4.4. Determination of Total Cell Count and Percentages of PMNs, Lymphocytes, Eosinophils, and Macrophages in BALF

Recovered cells from all lavages were resuspended in phosphate-buffered saline. The total number of cells in the BALF were counted with a Vi-Cell ® XR analyzer (Beckman Coulter, Brea, CA, USA), and cell differential tests were performed using cytospin preparations (Shandon, Pittsburgh, PA, USA) stained with Diff-Quick staining solution (Fisher Scientific, Swedesboro, NJ, USA). BALF cells (500/rat) were differentially counted as PMNs, lymphocytes, eosinophils, and macrophages via light microscopy (Olympus Co, Tokyo, Japan).

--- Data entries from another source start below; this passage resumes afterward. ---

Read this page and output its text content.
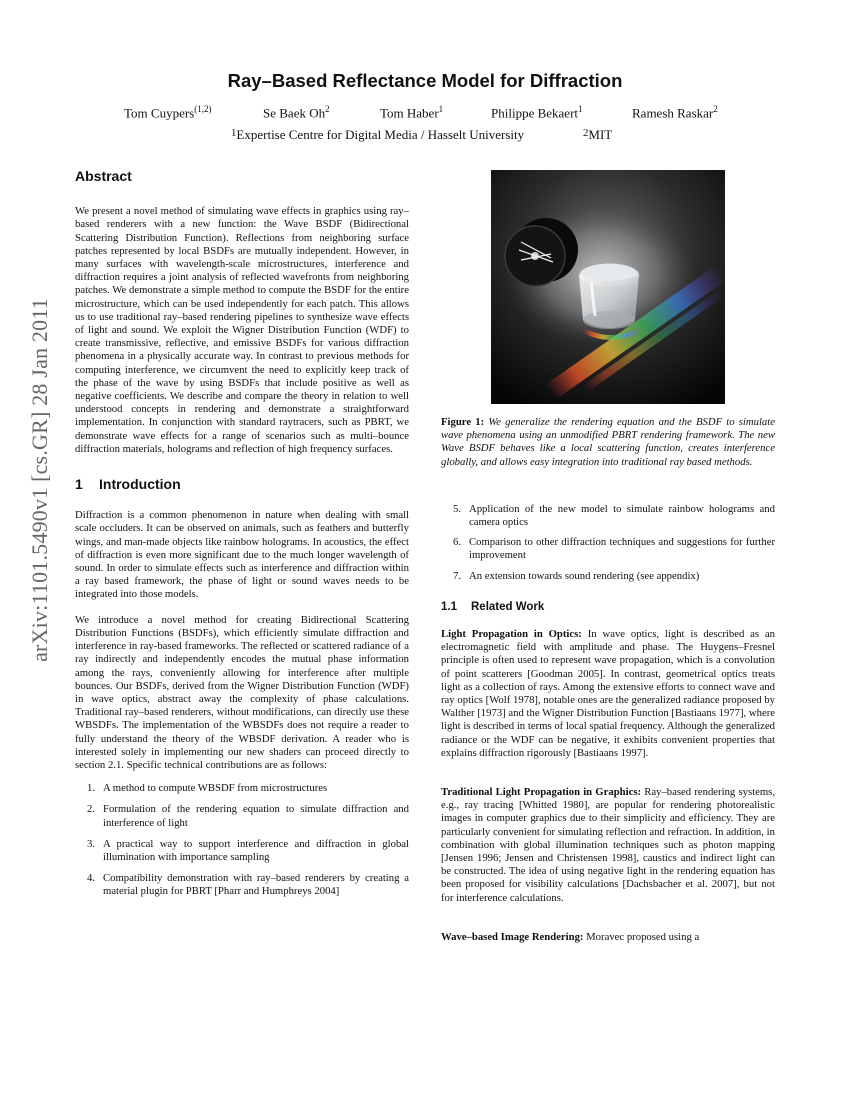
arXiv:1101.5490v1 [cs.GR] 28 Jan 2011
Ray–Based Reflectance Model for Diffraction
Tom Cuypers$^{(1,2)}$	Se Baek Oh$^2$	Tom Haber$^1$	Philippe Bekaert$^1$	Ramesh Raskar$^2$
$^1$ Expertise Centre for Digital Media / Hasselt University	$^2$ MIT
Abstract

We present a novel method of simulating wave effects in graphics using ray–based renderers with a new function: the Wave BSDF (Bidirectional Scattering Distribution Function). Reflections from neighboring surface patches represented by local BSDFs are mutually independent. However, in many surfaces with wavelength-scale microstructures, interference and diffraction requires a joint analysis of reflected wavefronts from neighboring patches. We demonstrate a simple method to compute the BSDF for the entire microstructure, which can be used independently for each patch. This allows us to use traditional ray–based rendering pipelines to synthesize wave effects of light and sound. We exploit the Wigner Distribution Function (WDF) to create transmissive, reflective, and emissive BSDFs for various diffraction phenomena in a physically accurate way. In contrast to previous methods for computing interference, we circumvent the need to explicitly keep track of the phase of the wave by using BSDFs that include positive as well as negative coefficients. We describe and compare the theory in relation to well understood concepts in rendering and demonstrate a straightforward implementation. In conjunction with standard raytracers, such as PBRT, we demonstrate wave effects for a range of scenarios such as multi–bounce diffraction materials, holograms and reflection of high frequency surfaces.

1 Introduction

Diffraction is a common phenomenon in nature when dealing with small scale occluders. It can be observed on animals, such as feathers and butterfly wings, and man-made objects like rainbow holograms. In acoustics, the effect of diffraction is even more significant due to the much longer wavelength of sound. In order to simulate effects such as interference and diffraction within a ray based framework, the phase of light or sound waves needs to be integrated into those models.

We introduce a novel method for creating Bidirectional Scattering Distribution Functions (BSDFs), which efficiently simulate diffraction and interference in ray-based frameworks. The reflected or scattered radiance of a ray indirectly and independently encodes the mutual phase information among the rays, conveniently allowing for interference after multiple bounces. Our BSDFs, derived from the Wigner Distribution Function (WDF) in wave optics, abstract away the complexity of phase calculations. Traditional ray–based renderers, without modifications, can directly use these WBSDFs. The implementation of the WBSDFs does not require a reader to fully understand the theory of the WBSDF derivation. A reader who is interested solely in implementing our new shaders can proceed directly to section 2.1. Specific technical contributions are as follows:

1. A method to compute WBSDF from microstructures
2. Formulation of the rendering equation to simulate diffraction and interference of light
3. A practical way to support interference and diffraction in global illumination with importance sampling
4. Compatibility demonstration with ray–based renderers by creating a material plugin for PBRT [Pharr and Humphreys 2004]

Figure 1: We generalize the rendering equation and the BSDF to simulate wave phenomena using an unmodified PBRT rendering framework. The new Wave BSDF behaves like a local scattering function, creates interference globally, and allows easy integration into traditional ray based methods.

5. Application of the new model to simulate rainbow holograms and camera optics
6. Comparison to other diffraction techniques and suggestions for further improvement
7. An extension towards sound rendering (see appendix)
1.1 Related Work

Light Propagation in Optics: In wave optics, light is described as an electromagnetic field with amplitude and phase. The Huygens–Fresnel principle is often used to represent wave propagation, which is a convolution of point scatterers [Goodman 2005]. In contrast, geometrical optics treats light as a collection of rays. Among the extensive efforts to connect wave and ray optics [Wolf 1978], notable ones are the generalized radiance proposed by Walther [1973] and the Wigner Distribution Function [Bastiaans 1977], where light is described in terms of local spatial frequency. Although the generalized radiance or the WDF can be negative, it exhibits convenient properties that explains diffraction rigorously [Bastiaans 1997].

Traditional Light Propagation in Graphics: Ray–based rendering systems, e.g., ray tracing [Whitted 1980], are popular for rendering photorealistic images in computer graphics due to their simplicity and efficiency. They are particularly convenient for simulating reflection and refraction. In addition, in combination with global illumination techniques such as photon mapping [Jensen 1996; Jensen and Christensen 1998], caustics and indirect light can be constructed. The idea of using negative light in the rendering equation has been proposed for visibility calculations [Dachsbacher et al. 2007], but not for interference calculations.

Wave–based Image Rendering: Moravec proposed using a
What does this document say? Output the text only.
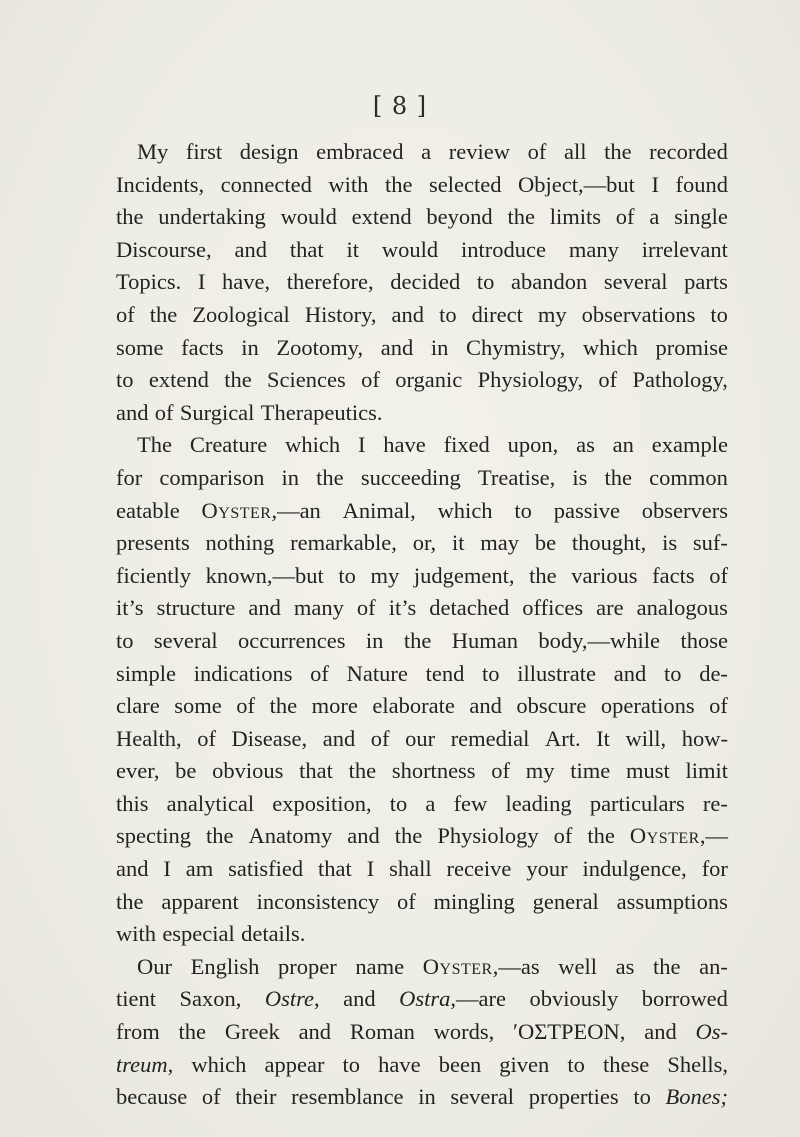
[ 8 ]
My first design embraced a review of all the recorded
Incidents, connected with the selected Object,—but I found
the undertaking would extend beyond the limits of a single
Discourse, and that it would introduce many irrelevant
Topics. I have, therefore, decided to abandon several parts
of the Zoological History, and to direct my observations to
some facts in Zootomy, and in Chymistry, which promise
to extend the Sciences of organic Physiology, of Pathology,
and of Surgical Therapeutics.
The Creature which I have fixed upon, as an example
for comparison in the succeeding Treatise, is the common
eatable Oyster,—an Animal, which to passive observers
presents nothing remarkable, or, it may be thought, is suf-
ficiently known,—but to my judgement, the various facts of
it’s structure and many of it’s detached offices are analogous
to several occurrences in the Human body,—while those
simple indications of Nature tend to illustrate and to de-
clare some of the more elaborate and obscure operations of
Health, of Disease, and of our remedial Art. It will, how-
ever, be obvious that the shortness of my time must limit
this analytical exposition, to a few leading particulars re-
specting the Anatomy and the Physiology of the Oyster,—
and I am satisfied that I shall receive your indulgence, for
the apparent inconsistency of mingling general assumptions
with especial details.
Our English proper name Oyster,—as well as the an-
tient Saxon, Ostre, and Ostra,—are obviously borrowed
from the Greek and Roman words, ʹΟΣΤΡΕΟΝ, and Os-
treum, which appear to have been given to these Shells,
because of their resemblance in several properties to Bones;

4.5. Determination of LDH, Total Protein Levels, and Inflammatory Cytokines in BALF

The levels of LDH and total protein in BALF were measured to evaluate cytotoxicity and vascular permeability, respectively. LDH levels were measured using a QuantiChrom Lactate Dehydrogenase Kit (BioAssay Systems, Hayward, CA, USA). The total protein (TP) content in the BALF supernatant was quantified using a BCA protein assay kit (iNtRON Biotechnology, Seoul, Korea). The levels of TNF-α and MIP-2 in the BALF were estimated using commercially available enzyme-linked immunosorbent assay (ELISA) kits (R&D Systems, Minneapolis, MN, USA and MIP-2: Invitrogen Life Technologies, Carlsbad, CA, USA), based on the manufacturer’s instructions.

4.6. Histopathological Analysis

The right lung tissues were fixed in 10% formalin and then embedded in paraffin. Tissue slides of 3-μm-thick sections were stained with hematoxylin and eosin and then visualized via light microscopy (Olympus Co., Tokyo, Japan).

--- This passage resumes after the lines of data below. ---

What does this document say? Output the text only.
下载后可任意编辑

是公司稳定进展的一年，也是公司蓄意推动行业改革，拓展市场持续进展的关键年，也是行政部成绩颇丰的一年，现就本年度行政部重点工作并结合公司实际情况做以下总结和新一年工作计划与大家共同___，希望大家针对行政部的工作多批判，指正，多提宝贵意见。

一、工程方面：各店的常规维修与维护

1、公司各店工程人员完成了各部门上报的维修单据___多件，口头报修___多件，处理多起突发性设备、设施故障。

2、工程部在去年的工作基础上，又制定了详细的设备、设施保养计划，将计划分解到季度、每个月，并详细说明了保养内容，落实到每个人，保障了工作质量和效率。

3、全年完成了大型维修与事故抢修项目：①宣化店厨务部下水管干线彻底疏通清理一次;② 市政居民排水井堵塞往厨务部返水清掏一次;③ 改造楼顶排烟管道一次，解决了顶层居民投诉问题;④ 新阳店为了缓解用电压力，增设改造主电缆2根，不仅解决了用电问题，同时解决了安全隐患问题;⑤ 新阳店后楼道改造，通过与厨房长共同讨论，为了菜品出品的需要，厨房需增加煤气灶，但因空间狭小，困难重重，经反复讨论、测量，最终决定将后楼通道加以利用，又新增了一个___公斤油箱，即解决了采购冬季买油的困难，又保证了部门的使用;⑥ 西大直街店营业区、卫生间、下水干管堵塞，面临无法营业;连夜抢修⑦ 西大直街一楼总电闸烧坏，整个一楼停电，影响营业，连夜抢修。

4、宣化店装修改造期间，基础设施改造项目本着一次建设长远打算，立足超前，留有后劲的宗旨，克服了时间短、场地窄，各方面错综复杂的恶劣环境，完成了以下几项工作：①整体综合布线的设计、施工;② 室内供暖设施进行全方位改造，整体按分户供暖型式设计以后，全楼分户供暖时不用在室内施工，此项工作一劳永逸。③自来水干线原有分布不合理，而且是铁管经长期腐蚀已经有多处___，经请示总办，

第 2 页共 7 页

4.7. Sample Preparation and 2-DE Large Gel Polyacrylamide Gel Electrophoresis (PAGE)

Sample preparation and 2-DE large gel PAGE were performed as described previously with minor modifications [74]. Lung tissues finely ground under liquid nitrogen were homogenized via sonication in a lysis buffer containing protease inhibitors, and the insoluble cellular debris was removed by centrifugation. Aliquots of protein samples were prepared as described in the 2D Clean-up Kit (GE Healthcare Life Science, MA, USA), and the pellet obtained in the final step was solubilized in the sample buffer containing 7 M urea, 2 M thiourea, 40 mM Tris (0.5 M, pH 8.5), 4% CHAPS, 65 mM DTT, and 1% IPG buffer. Protein concentrations were measured via Bradford assay (Bio-Rad, CA, USA). Urine was centrifuged at 2500 g for 30 min at 4˚C. The supernatant was collected and concentrated using a Microcon 3,000 molecular weight cutoff filter (Millipore, Bedford, MA, USA) following three washes with 300 μl of 50 mM Tris buffer. In the first dimension of the 2-DE, the proteins were separated according to their isoelectric points. The protein sample (250–300 µg) was mixed with a rehydration buffer (GE Healthcare Life Science, MA, USA) to a total volume of 150 µL per sample. Isoelectric focusing (IEF) was carried out at commercially available immobilized pH gradients (pH 3–11 nonlinear, 3–5.6 nonlinear, 4–7 linear, 6–9 linear, 24 cm), using the IPG Phor (Amersham Biotech, Amersham, UK) apparatus. Next, the IPG gel strips were equilibrated twice for 15 min under gentle shaking at room temperature, first in a solution (equilibration buffer: 50 mM Tris-HCl, pH 8.8, 6 M urea, 30% glycerol, 1% w/v sodium dodecyl sulfate (SDS)) containing 1% dithiothreitol (DTT), followed by an equilibration buffer containing 2.5% iodoacetamide. In the second dimension of SDS-PAGE, the proteins were resolved on 12.5% polyacrylamide gels (size 35 × 45 cm) solely on the basis of their molecular masses using a large-gel separation system. The IPG strips were embedded in 0.5% w/v melted agarose prior to running on the SDS-PAGE slabs. The agarose contained 0.001% w/v BPB as a tracking dye. The running conditions were 1 w/gel for 30 min and 20 w/gel for 14–16 h until the BPB reached the end of the gel.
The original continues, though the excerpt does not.